It's both. But, there are definetly areas that needs to be improved on the engineering side. Take for example, any of the Power Transmission calculators on the Design tab. There is some great information there, if we knew how to use it. As an engineer, I have tried to use the "Press Fit Calculator" and struggled with it.... ended up doing it by hand or with a different calculator.
JD posted about the lack of information in this area a while back in this post.
According to the internet, my table saw sucks. Yet, I built a sharp looking entertainment center with it. I will let you decide.
I'll need pictures if I'm going to make a decision here.
I'd have to say it's both. I've seen plenty of places that use it mainly for modeling and detailing where only the drafters and designers have access to it. Other places I've seen engineers use it right along side the drafters and designers.

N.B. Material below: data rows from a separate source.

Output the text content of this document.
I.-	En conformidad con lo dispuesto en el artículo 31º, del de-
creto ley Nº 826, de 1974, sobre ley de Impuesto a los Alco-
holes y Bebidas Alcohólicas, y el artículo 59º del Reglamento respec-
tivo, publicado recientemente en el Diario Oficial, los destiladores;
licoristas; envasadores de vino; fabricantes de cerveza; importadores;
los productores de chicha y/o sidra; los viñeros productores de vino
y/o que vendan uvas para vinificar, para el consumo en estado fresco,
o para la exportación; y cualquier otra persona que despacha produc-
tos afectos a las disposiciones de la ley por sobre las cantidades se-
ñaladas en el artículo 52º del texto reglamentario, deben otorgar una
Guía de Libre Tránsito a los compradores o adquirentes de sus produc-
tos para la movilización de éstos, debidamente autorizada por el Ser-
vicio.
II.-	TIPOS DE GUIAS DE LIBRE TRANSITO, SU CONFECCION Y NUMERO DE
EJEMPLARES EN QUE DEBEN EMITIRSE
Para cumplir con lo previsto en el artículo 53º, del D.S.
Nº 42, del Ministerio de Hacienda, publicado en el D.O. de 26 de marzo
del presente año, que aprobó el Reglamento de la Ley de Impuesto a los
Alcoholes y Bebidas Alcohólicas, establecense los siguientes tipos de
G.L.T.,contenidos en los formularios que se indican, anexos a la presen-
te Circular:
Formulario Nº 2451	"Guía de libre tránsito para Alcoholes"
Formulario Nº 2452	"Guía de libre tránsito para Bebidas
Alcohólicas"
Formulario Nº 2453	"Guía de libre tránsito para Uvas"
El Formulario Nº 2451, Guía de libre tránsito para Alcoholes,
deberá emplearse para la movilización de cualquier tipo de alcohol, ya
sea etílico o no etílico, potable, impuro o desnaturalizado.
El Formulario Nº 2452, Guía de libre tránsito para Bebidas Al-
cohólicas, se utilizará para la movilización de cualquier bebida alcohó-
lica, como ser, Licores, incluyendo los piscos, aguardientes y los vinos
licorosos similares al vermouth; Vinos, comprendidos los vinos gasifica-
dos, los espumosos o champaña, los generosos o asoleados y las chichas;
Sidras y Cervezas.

Inventor is in no way a one trick pony, it all comes down to how you use it or what you want to use it for.
Based on my experience with both Inventor and SW side by side at one client, Inventor was used more often by the Engineers, even ones that came in as SW users. Once they got their bearings on how to use Inventor, they basically refused to go back to SW.
The last time I've seen and used SW it was basically a glorified drafting tool....it allowed you to create nice models and was fairly capable of detailing those models...but then again I know numerous places that will model in SW and then detail those models in ACad....what's that tell you about detailing in SW?
Again, if you want to use the Engineering aspects of Inventor, I'd dive in deep and learn how to use the tools it offers. Granted, they may have some issues but please tell me a software that is this complex that doesn't have any issues at all? Hell, how many times in a single month do we need to accept updates for Windows or Adobe? And don't even get me started on the number of service packs and patches SW forced me to keep up with.
"Is Inventor a drawing tool or engineering tool?"
One could ask the same question about a pencil. I'd say it depends on the skill of the operator.
Well, I don't know about your table saw, but your entertainment center definitely doesn't suck.
... to hear an engineer say that they have moved into management and do not use Inventor because Inventor is for drafting persons and not engineers. ...
Promoted beyond their level of competence.